Ex-Capitão da Marinha Tem Condenação por Duplo Homicídio Mantida, Pena Reduzida para 72 Anos
A 1ª Câmara Criminal do Tribunal de Justiça do Rio de Janeiro (TJRJ) confirmou a condenação de Cristiano da Silva Lacerda, ex-capitão da Marinha, pelos homicídios qualificados de Geraldo Pereira Coelho e Osélia da Silva Coelho. A desembargadora Maria Sandra Kayat Direito negou provimento ao recurso da defesa, mantendo a sentença, mas recalculou a pena de 80 para 72 anos de reclusão.
O crime ocorreu em junho de 2022, no bairro Jardim Botânico, zona sul do Rio de Janeiro. As vítimas eram pais de Felipe da Silva Coelho, ex-namorado do réu. A motivação para o assassinato, perpetrado com facadas, foi o inconformismo de Lacerda com o término do relacionamento amoroso, buscando intencionalmente provocar sofrimento ao ex-companheiro.

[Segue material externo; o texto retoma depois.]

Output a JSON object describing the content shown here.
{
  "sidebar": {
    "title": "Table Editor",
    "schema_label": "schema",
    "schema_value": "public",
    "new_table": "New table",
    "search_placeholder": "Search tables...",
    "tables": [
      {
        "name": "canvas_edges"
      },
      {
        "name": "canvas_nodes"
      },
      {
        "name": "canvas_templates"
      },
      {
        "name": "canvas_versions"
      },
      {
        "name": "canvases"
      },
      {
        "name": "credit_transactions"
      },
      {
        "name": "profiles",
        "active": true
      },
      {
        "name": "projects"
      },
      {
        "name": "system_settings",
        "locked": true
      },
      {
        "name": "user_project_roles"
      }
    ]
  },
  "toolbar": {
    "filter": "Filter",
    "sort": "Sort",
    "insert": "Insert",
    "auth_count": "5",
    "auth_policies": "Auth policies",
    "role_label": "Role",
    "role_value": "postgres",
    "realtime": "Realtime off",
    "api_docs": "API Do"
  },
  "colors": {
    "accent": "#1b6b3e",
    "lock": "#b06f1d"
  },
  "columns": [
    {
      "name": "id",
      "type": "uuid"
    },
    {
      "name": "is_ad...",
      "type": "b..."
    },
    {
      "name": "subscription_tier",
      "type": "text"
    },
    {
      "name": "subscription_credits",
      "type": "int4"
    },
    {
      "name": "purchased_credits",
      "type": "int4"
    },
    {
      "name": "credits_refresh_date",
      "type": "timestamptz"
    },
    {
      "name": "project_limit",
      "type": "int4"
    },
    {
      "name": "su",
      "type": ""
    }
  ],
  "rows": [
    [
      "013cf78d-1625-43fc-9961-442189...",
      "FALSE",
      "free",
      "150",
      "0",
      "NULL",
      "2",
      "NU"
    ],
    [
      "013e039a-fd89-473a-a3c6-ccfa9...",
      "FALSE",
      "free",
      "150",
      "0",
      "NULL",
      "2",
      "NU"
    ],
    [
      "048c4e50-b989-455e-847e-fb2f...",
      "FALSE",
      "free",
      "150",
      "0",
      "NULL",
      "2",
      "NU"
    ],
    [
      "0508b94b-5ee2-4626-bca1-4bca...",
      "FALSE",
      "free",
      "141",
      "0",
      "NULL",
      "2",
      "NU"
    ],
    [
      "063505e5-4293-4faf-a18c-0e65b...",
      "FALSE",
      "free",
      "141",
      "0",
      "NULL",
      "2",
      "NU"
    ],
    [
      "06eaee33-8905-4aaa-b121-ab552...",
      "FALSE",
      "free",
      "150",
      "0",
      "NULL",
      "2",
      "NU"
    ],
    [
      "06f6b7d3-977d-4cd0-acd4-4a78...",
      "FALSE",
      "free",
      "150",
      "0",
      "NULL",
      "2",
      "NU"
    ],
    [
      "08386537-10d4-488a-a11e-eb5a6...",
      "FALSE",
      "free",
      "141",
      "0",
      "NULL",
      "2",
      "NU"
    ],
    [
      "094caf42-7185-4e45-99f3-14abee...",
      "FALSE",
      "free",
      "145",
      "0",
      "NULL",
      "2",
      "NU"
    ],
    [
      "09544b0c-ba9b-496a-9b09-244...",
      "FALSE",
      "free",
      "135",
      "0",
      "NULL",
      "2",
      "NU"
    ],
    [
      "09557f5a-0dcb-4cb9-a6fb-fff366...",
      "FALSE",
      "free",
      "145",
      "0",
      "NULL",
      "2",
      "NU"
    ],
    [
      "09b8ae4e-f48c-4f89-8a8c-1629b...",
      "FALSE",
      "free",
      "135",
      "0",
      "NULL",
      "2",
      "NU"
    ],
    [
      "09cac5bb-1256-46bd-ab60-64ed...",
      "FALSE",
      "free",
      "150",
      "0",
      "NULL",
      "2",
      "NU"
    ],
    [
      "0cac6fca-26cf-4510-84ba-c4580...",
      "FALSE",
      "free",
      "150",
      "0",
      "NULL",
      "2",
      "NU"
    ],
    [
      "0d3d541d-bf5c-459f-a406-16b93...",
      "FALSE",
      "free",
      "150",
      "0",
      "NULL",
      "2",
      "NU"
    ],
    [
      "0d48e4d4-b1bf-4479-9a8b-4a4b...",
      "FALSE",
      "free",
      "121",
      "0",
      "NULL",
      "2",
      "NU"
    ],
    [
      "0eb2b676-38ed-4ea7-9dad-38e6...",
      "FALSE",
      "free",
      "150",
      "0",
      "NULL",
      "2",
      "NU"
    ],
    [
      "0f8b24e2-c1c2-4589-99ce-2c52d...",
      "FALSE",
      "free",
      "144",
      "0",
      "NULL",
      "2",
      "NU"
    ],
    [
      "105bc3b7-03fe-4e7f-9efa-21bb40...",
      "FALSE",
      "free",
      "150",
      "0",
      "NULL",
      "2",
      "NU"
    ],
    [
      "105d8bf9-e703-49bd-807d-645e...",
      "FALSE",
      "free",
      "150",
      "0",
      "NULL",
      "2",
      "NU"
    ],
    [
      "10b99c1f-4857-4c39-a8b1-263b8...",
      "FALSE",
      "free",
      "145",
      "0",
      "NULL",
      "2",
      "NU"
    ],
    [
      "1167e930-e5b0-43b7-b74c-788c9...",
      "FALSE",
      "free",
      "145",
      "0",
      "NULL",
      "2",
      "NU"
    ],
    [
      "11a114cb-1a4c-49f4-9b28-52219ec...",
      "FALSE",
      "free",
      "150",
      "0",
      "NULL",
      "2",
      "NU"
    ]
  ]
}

Detalhes da Sentença e Qualificadoras
Além da manutenção da condenação pelos homicídios, a decisão judicial também confirmou a perda do cargo público de capitão da Marinha e a obrigação de pagar uma indenização mínima de R$ 200 mil por danos morais aos familiares das vítimas. O Conselho de Sentença reconheceu as qualificadoras de motivo torpe, meio cruel e recurso que impossibilitou a defesa das vítimas. Houve ainda uma causa de aumento de pena, uma vez que os crimes foram praticados contra pessoas idosas.
Argumentos da Defesa Rejeitados
A defesa do ex-oficial buscava a anulação do julgamento, apresentando uma série de alegações, incluindo inépcia da denúncia, suposta violação da cadeia de custódia, cerceamento de defesa em razão de alegada amnésia do acusado, nulidade do laudo de insanidade mental e ausência de dolo devido à ingestão de álcool e medicamentos. Todos esses argumentos foram rejeitados pela magistrada.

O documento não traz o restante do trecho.